In the 1980's I had a dark room where I would enlarge and develop 35MM prints taken with my SLR camera. To this day I have boxes and boxes of negatives from shots around the world, taken over several decades. Unfortunately, I have no way to sort or search these effectively. When Kodak released their first, and archaic with no flash, Digital Science consumer camera in the late 1990's I instantly jumped into a new revolution. Now I could name my photos and have them searchable and pulled up instantly on my PC. Back in the days when the internal camera memory could only hold 16 to 30 photos, naming them was a trivial process. Nearly 10 years later, my current camera sees 512MB and 1GB SD cards, and holding hundreds of photos on a single card. Naming them becomes an impossible task. Picasa does a decent job with importing them and letting me name and create folders, but I still wish for photo specific naming based upon a location where they were shot, which is typically how I like to organize photos. Expensive SLR cameras have GPS connection options, but these are mainly used for insurance company or survey applications where precise location is important. I just need to take the latitude and longitude numbers, bounce them off a database to determine a city or street name and name the image file accordingly. This would seem to be a relatively simple consumer application. Today, it does not exist. The closest thing, Riya.com uses logic to scan photos for faces it recognizes, after you initially name them, or the text of a street sign to automate the indexing. This is great for people but is not for every shot or location that you take. It will be many years before object recognition software could identify a building and map it back to a location.
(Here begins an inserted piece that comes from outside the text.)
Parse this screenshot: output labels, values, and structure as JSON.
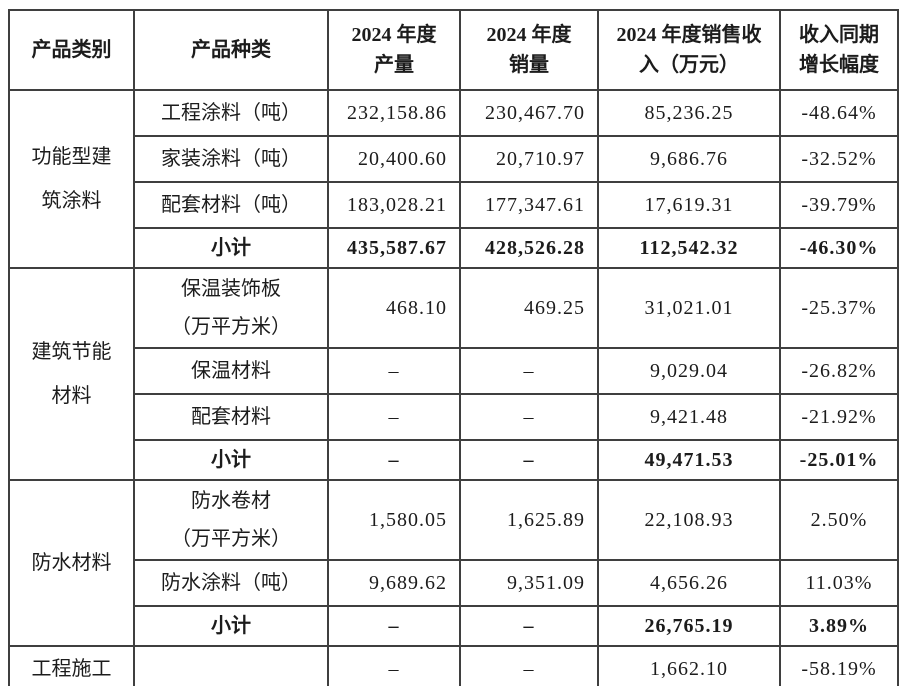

New in their spring lineup for 2006, the Kodak V610 dual lens camera has a 10X optical zoom, a 2.8" LCD and 6.1 mega pixel CCD along with a Bluetooth radio inside its svelte chassis. This yet-to-be seen Bluetooth option is used to transfer images from your camera to your PC, but this would be an extremely tedious process for a six-mega pixel image with their large file size. A better application, and one mentioned as feasible by Jens Hinrichsen, a Kodak marketing manager, would involve a "pull" operation rather than a "push" or output operation. Since every mobile phone in America is mandated to have location information for Emergency 911 calling, the camera could request a data transfer of the last know coordinates form the phone and place them within pre-existing EXIF data fields for lat/longitude location information. Now this would require a firmware upgrade to the camera to modify the object push control and add a software button or two to request the location manually, but that's not the hard part. Carriers, especially Verizon, have crippled the mobile phone "standard" Bluetooth stack to only allow headset and hands free profiles. Exchanging photos just as Kodak mentions on their web site is not even supported on the majority of handsets. Using the mobile phone as an inexpensive GPS receiver to give you location data is out of the question.
Listen up carriers, quit crippling the Bluetooth stack in our mobile phones to allow features, such as this, that benefit your consumers!